Even discounting the freedom from oxides of carbon and their greenhouse-gas effects, just think about an ammonia-fuel economy. Ammonia is already the second largest manufactured chemical in use today. Farming pours billions of tons of ammonia onto crops every year. It is manufactured today from natural gas, but it can equally well be produced electrolytically from water and air.

We wouldn’t have to drill for it in sensitive environments or suffer the consequences of spills. More importantly, we wouldn’t have to obtain fuel supplies from politically unstable areas of the world where currently we spend billions of dollars a day supporting America’s declared enemies.

It was a conversation that sets up a new way of thinking and new solutions to other possible issues far removed from internal combustion engines for on- and off-highway vehicles.

There’s widespread concern about the dangers of electro-magnetic fields and high-voltage transmission lines. Not that I am necessarily a subscriber to that notion. But Both Eddie and Carol Sturman are championing distributed electrical power generation at a time when the power gen industry is coming to realize what a formidable task is renewing the electrical power generation infrastructure.

Distributed generation is more efficient: you have none of the huge losses involved in distribution of electricity, even at super high voltages. I believe that as much as 90% of the power generated is lost on the way to distant distribution points.

And using distributed generating sites powered by individual Diesel or Sturman engines you can bring on and take off as much capacity as the load requires, running each machine at maximum efficiency instead of one big plant at part load.

If you can use the current ammonia distribution infrastructure which is well developed to generate electricity locally using ammonia burning internal combustion engines, you have addressed the whole electrical distribution and power-grid issue, the dependence of foreign oil and the greenhouse gas issue all at a stroke.

Then like those engineers, we can spend our time more creatively looking out of the windows at the Colorado countryside. Just seeing more clearly and safely.


  1. In response, I received the following email:

    I liked your article about the Sturman’s progress, and tried to post the comment below, but I’m not sure the site accepted it. Please feel free to post it for me.

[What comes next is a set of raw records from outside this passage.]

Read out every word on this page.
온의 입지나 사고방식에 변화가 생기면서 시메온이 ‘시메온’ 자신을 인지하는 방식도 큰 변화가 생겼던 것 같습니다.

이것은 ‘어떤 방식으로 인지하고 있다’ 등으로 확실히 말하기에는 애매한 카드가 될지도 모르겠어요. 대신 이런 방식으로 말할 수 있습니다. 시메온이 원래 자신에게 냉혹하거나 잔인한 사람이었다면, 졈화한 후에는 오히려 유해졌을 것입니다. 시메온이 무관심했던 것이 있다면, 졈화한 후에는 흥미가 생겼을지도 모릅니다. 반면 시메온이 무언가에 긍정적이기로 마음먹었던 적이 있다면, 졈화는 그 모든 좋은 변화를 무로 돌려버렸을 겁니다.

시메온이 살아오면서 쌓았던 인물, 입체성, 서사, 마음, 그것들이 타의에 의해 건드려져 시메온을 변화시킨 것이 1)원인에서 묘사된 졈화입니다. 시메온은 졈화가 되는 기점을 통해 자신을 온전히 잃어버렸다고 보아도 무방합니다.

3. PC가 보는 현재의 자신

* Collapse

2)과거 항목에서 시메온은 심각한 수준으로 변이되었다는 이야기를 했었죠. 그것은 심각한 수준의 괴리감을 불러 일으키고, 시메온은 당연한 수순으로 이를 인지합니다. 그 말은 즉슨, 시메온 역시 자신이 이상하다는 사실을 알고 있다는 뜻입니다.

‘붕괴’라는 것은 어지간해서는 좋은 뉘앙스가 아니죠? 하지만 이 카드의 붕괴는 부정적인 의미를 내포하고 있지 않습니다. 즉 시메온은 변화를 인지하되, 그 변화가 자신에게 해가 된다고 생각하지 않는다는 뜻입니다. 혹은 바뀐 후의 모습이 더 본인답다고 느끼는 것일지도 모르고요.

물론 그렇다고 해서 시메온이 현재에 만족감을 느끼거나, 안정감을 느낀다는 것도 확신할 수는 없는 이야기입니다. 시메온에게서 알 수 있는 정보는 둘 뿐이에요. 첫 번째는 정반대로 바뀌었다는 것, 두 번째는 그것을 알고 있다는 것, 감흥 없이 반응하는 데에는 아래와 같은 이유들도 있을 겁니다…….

    Continuing our quest for good energy stewardship, I think we need to remember that the most efficient use of clean electric energy is by using it directly, which is equivalent to an efficiency of 100% or loss of 0%, while using any form of electric energy storage in batteries or as synthesized fuels for later reconversion to electricity usually results in large energy losses, such as losing:

    *10-20% of original electricity energy (OEE) by storing it in rechargeable electrochemical batteries

    *30% of OEE by storing it in the form of pumped hydro or compressed air

    *65% of OEE by first synthesizing H2 before reconverting to electricity via a fuel cell

    *80% of OEE synthesizing fuel (NH3, H2 or gasoline) before reconverting to electricity via stationary engine generators

    The huge loss of the last case demands that we use such synthetic fuels only for transportation (road, marine or air), rather than for stationary electricity regeneration (despite the relatively small benefits of “distributed generation”), and especially only if battery storage at 4x reduced energy loss is not available.

    Ulrich Bonne

  2. Urich Bonne's quoted 80% energy loss to synthesize ammonia fuel presumes starting with electric power. But this comes from heat of (say) a nuclear reactor making steam turning generators at an efficiency of about 33%. I think he efficiency can be much improved by starting with high temperature (nuclear?) heat (800 C) to drive the water dissociation (at 50% efficiency) to make NH3.

    Distributed generation is still a good idea, and it can be achieved with small modular (nuclear) reactors.